Edit/Note: There’s also a ‘typo’ in Geyer’s explanations for the ordinary and derivable tangent cones: the convergence statement is repeated verbatim for each one, so obviously there’s something wrong: the one for the derivable cone should include that the sequence of $x_n$ admits a suitable gradient definition on a closed ball around the critical point.

## Astro ph round up …

Some brief notes on papers I digested from the recent crop of astro ph submissions:

(1) Cibrika et al.’s CODEX Weak Lensing: Concentration of Galaxy Clusters at z∼0.5: A study of the halo mass-concentration relation with a stacked weak lensing analysis. As input to their likelihood function the authors estimate the precision matrix for a multivariate error term across radial bins designed to account for various noise sources in the stacking such as intrinsic profile differences at fixed mass.  In particular, a bootstrap procedure is used to produce an estimate of the covariance matrix to which is applied the de-biasing correction noted by Hartlap et al. (2007), because this estimator for the covariance matrix is seen to be noisy and known to be biased (though consistent).  My concern would be along much the same lines as Selentin & Heavens (2015) in the sense that if the covariance matrix estimator is noisy, then so too is the precision matrix estimator and its uncertainty should be carried through into the Bayesian analysis stage.  I would also note that the de-biasing formula used is only for the case of independent observations, an assumption violated by the bootstrapping approach (as pointed out in Hartlap et al.’s example).

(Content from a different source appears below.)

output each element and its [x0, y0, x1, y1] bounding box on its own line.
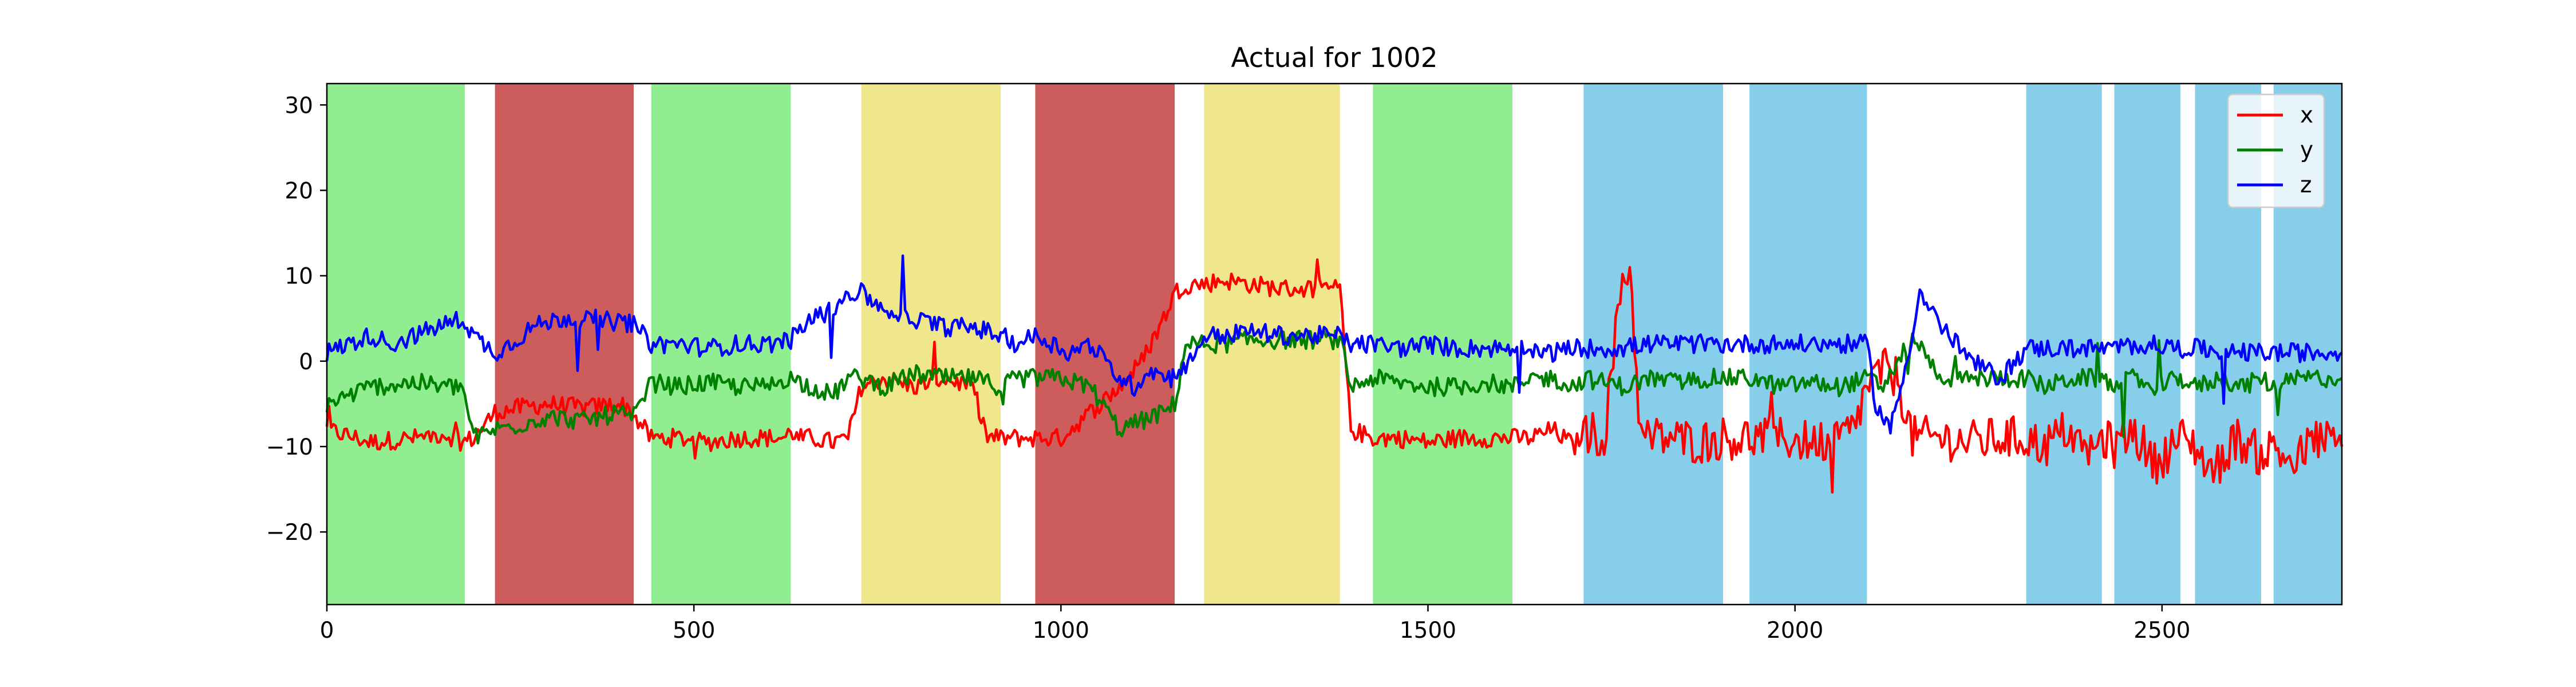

(2) White et al.’s Prospects for Distinguishing Dark Matter Models Using Annual Modulation: A prospective analysis of the potential for direct detection experiments to distinguish particular dark matter models.  This is a good example of sanity checking Bayesian model selection approaches through calibration of frequentist style Type I/II error rates with mock datasets a la Jenkins & Peacock (2011).

(3) El Badry et al.’s The statistical challenge of constraining the low-mass IMF in Local Group dwarf galaxies: Similar to the above but looking at parameter estimation and model selection via the BIC for distinguishing log-Normal IMFs from power-law IMFs; cautions against drawing conclusions where the data just aren’t sufficient to support a strong conclusion either way: more-or-less where the presence or absence of a turn over just isn’t identifiable at the depth of the available imaging.

Some non-astro statistics:

– A recent episode of BBC Radio 4’s More-or-Less podcast featured work by Peter Diggle’s group at Lancaster in much the same vein as what I do at the Malaria Atlas Project, but in this case for childhood malnutrition.  Hopefully I will hear more about this paper by Justice Aheto at the (yet to be advertised) Lancaster Workshop on Disease Mapping in September. (Not to be confused with the Spatial Statistics 2017: One World, One Health conference also held at Lancaster this year, but in July!).